European shag on Isle of May Photo: Mark Newell

European shags on the Isle of May  Pictures: Mark Newell

European shags on Isle of May Photo: Mark Newell

Extreme storms on the east coast of Scotland are hitting the survival chances of threatened seabirds who do not migrate for the winter, according to research by the University of Aberdeen and the UK Centre for Ecology & Hydrology (UKCEH).

Climate change is predicted to cause increased frequency and intensity of extreme weather events such as droughts, floods or storms, which can cause mass mortality and threaten wild populations. But little is known about how such extreme events might also drive evolution of characteristics that could save populations.

Researchers investigated impacts of extreme winter storms on mortality of winter migrants versus full-year residents in an important Scottish population of European shags, in a study funded by the Natural Environment Research Council. They found the mortality rate within the group of residents, who spend all year on the Isle of May National Nature Reserve, was around 20 per cent greater than the mortality rate within the migrant group, who breed on the Isle of May but spend the winter further north.

The researchers used data from shags marked with colour rings on the Isle of May, where the research group led by Dr Francis Daunt at UKCEH is monitoring seabird colonies. Throughout 2009–2018, these birds have been seen repeatedly during regular surveys along the eastern coast of Scotland and northern England. Fieldworkers and volunteer ‘citizen scientists’ have collected about 50,000 observations from more than 2,500 individuals, providing precious information on survival and location of individual shags.
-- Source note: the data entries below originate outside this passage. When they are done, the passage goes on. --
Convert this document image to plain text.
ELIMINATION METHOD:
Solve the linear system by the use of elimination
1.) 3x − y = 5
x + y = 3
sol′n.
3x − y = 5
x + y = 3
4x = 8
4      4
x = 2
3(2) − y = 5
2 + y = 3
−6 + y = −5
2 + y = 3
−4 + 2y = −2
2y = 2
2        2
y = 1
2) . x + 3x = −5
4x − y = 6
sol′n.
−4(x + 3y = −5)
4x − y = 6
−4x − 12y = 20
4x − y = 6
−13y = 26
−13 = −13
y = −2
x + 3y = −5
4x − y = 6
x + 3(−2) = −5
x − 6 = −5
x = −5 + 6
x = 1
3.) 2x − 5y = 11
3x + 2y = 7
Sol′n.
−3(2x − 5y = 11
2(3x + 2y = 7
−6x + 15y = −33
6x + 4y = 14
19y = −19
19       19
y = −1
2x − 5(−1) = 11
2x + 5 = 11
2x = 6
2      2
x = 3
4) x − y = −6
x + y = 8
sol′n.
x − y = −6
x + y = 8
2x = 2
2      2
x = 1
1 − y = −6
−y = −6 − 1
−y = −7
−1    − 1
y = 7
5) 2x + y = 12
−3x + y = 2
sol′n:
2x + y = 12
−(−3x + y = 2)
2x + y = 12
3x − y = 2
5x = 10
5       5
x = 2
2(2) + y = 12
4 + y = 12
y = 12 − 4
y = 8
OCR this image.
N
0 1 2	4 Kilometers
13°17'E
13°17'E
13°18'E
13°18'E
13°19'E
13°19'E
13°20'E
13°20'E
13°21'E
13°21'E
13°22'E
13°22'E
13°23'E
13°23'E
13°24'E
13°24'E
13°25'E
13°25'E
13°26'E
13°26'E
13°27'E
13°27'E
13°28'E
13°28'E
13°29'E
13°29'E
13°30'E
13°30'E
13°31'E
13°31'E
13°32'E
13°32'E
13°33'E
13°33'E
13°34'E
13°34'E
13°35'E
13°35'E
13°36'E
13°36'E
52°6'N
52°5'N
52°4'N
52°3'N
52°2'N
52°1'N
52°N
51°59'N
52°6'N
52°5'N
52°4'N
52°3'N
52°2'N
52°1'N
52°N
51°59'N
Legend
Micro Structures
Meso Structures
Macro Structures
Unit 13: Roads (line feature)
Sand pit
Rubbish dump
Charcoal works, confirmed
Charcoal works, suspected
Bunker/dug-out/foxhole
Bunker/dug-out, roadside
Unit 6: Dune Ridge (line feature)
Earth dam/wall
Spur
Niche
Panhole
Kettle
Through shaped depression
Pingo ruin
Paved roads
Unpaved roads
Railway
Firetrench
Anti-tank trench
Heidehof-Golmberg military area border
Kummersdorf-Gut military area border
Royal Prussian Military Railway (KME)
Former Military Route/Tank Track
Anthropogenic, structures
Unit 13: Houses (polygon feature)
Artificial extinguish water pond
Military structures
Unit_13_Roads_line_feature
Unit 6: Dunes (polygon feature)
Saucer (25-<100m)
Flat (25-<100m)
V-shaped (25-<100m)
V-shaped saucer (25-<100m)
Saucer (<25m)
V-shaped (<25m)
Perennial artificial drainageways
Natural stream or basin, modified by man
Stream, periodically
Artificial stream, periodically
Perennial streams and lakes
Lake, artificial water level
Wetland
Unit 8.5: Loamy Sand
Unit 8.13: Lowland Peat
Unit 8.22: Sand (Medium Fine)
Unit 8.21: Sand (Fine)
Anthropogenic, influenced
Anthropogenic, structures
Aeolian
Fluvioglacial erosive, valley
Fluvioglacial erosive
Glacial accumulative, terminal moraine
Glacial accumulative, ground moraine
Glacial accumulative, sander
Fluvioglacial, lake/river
Lead author Dr Paul Acker was a researcher at the University of Aberdeen’s School of Biological Sciences when carrying out the research, which has been published in the Journal of Animal Ecology. He says: “Our study provides a rare example of very strong natural selection occurring during extreme climatic events. Such selection could lead to evolution towards more migration in the population.

“If winter migration or residence is inherited by offspring, then Darwin’s theory of evolution by natural selection predicts that the frequency of migration in the population could increase, allowing the population to better cope with extreme climatic events. This possibility will be investigated by future work.”

Dr Daunt adds: “Extreme climatic events can have dramatic consequences on wild populations, including high mortality. They can put populations at great threat of extinction, and have caused marked declines in European shags on the Isle of May. There is considerable concern that extreme events will become more frequent and severe, but our research suggests that natural selection might eventually rescue populations from some of their effects.”

Further information

Acker et al. 2020. Strong survival selection on seasonal migration versus residence induced by extreme climatic events. Journal of Animal Ecology. DOI: 10.1111/1365-2656.13410. UKCEH co-authors on the paper were Francis Daunt, Sarah Wanless, Sarah Burthe, Mark Newell, Mike Harris and Carrie Gunn.

It is very common among animal species to find migrants and residents in the same population. In one year studied, mortality rate was around 50 per cent in migrants versus 70 per cent in residents, and 20 per cent in migrants versus 40 per cent in residents in another year. In typical years, mortality is around 10 per cent in both groups of European shags on the Isle of May.